Bitcoin Miner Posts All-Time-High Revenue While Pivoting Toward AI
A major U.S. mining firm has just delivered its most pivotal year yet as it accelerates its shift toward AI-focused computing infrastructure.
CleanSpark closed its fiscal 2025 with the strongest performance in its history, reporting $766.3 million in revenue – more than double last year’s tally – as the company continues reshaping itself from a pure-play Bitcoin miner into a broader compute-infrastructure provider.
The bottom line flipped dramatically as well. CleanSpark earned $364.5 million in net income after posting a loss the prior year, while adjusted EBITDA surged to $823.4 million. CEO Matt Schultz said the company finally hit “true operating leverage” in 2025, pointing to milestones such as exceeding 50 EH/s of active hashrate and deploying new financing mechanisms, including bitcoin-backed credit facilities and convertible debt.
Schultz and CFO Gary Vecchiarelli both emphasized that CleanSpark’s future is no longer tied exclusively to mining. The company aims to become a major supplier of compute capacity for AI workloads, leveraging its energy portfolio, treasury strategy, and data-center footprint to make that pivot possible.
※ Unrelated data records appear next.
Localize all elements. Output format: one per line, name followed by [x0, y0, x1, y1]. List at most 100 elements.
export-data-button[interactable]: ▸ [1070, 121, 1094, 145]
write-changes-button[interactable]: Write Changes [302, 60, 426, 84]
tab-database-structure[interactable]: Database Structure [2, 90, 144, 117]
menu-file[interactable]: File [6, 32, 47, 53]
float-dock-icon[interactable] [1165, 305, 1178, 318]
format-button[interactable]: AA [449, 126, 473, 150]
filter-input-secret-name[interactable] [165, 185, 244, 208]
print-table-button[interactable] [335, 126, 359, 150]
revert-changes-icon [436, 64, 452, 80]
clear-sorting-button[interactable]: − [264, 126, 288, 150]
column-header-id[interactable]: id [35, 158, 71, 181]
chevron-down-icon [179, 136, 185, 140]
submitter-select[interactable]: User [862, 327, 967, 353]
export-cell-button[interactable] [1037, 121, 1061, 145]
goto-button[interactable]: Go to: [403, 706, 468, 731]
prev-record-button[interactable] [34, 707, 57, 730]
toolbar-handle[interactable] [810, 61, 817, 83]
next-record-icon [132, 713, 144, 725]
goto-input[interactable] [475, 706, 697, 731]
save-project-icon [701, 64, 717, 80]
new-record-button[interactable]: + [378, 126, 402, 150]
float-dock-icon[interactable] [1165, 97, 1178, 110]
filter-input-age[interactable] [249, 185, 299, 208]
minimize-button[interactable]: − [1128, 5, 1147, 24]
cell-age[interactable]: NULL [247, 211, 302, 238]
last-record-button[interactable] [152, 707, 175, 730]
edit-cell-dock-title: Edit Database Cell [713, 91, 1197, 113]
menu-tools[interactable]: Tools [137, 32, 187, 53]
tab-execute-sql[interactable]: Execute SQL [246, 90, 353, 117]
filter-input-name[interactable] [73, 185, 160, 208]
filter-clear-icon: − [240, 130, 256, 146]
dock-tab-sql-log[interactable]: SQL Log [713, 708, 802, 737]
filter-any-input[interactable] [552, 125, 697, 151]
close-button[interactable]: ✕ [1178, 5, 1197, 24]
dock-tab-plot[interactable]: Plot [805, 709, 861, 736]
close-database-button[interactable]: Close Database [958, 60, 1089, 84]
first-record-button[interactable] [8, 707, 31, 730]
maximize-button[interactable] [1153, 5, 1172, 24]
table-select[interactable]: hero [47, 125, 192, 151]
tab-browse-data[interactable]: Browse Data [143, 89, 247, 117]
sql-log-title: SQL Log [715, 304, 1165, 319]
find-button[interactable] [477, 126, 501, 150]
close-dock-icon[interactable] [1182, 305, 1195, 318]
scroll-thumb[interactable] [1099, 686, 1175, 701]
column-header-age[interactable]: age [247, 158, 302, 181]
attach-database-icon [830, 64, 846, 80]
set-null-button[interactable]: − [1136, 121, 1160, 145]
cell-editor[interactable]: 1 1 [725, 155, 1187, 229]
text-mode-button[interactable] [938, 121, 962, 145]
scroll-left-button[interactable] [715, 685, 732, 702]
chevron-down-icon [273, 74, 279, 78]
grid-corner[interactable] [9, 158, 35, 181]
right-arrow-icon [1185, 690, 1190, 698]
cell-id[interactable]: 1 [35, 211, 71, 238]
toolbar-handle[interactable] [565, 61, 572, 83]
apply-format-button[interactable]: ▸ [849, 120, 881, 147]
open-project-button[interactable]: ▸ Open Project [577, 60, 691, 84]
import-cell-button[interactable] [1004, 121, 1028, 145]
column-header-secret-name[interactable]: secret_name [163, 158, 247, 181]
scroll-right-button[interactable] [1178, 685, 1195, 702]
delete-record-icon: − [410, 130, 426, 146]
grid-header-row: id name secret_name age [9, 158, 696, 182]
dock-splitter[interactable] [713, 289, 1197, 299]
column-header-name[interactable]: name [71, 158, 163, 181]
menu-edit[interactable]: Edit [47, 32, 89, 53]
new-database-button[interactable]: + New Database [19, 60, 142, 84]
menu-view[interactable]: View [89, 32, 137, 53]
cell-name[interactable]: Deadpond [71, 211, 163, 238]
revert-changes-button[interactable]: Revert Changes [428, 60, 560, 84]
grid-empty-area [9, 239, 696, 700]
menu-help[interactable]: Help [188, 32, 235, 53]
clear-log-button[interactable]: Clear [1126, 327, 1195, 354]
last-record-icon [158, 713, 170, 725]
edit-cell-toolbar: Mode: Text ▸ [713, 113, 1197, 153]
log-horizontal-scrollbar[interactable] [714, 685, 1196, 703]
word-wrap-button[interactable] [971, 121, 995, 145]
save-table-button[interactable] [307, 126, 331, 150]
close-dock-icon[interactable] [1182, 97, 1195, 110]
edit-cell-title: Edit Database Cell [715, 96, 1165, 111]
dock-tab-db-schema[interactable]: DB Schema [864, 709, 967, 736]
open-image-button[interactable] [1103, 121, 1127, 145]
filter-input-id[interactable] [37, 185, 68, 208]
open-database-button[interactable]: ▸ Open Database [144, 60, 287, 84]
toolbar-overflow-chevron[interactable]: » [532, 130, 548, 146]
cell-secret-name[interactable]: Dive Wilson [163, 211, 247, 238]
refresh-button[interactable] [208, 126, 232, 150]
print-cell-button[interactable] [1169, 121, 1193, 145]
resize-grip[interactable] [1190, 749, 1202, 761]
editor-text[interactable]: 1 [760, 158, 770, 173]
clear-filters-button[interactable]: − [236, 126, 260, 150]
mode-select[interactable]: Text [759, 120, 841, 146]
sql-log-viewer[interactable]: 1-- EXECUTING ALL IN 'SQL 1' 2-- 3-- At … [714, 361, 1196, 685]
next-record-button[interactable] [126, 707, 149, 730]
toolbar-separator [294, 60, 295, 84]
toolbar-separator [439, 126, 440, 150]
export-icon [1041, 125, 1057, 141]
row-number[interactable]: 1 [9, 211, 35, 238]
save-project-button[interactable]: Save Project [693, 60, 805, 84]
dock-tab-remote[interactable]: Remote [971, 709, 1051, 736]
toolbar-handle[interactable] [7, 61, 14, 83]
Financial Moves Fuel Transformation
The strong fiscal year follows CleanSpark’s $1.15 billion zero-coupon convertible note issuance, which brought in $1.13 billion in net proceeds. The company used part of the funds to repurchase 30.6 million shares for about $460 million, with the remainder earmarked for land acquisition, power development, additional data-center builds, and paying down bitcoin-backed borrowing lines.
CleanSpark also deepened its AI ambitions by appointing Jeffrey Thomas, formerly of Humain, to oversee its AI data-center division. The company is now studying how to repurpose certain Georgia sites and exploring large-scale “giga-campus” projects designed to handle high-performance computing demand.
Balance Sheet Strength and Growing BTC Treasury
As of September 30, CleanSpark held $1.2 billion in Bitcoin, along with $43 million in cash, $950.1 million in mining assets, and $3.2 billion in total assets. Long-term debt came in at $644.6 million, while equity stood at $2.2 billion.
The company also continued to grow its Bitcoin reserves, climbing above 13,000 BTC, placing it among the top public miners by holdings.
Schultz framed the year as the beginning of a “new chapter,” with the company preparing to extract more value from its expanding energy and compute infrastructure.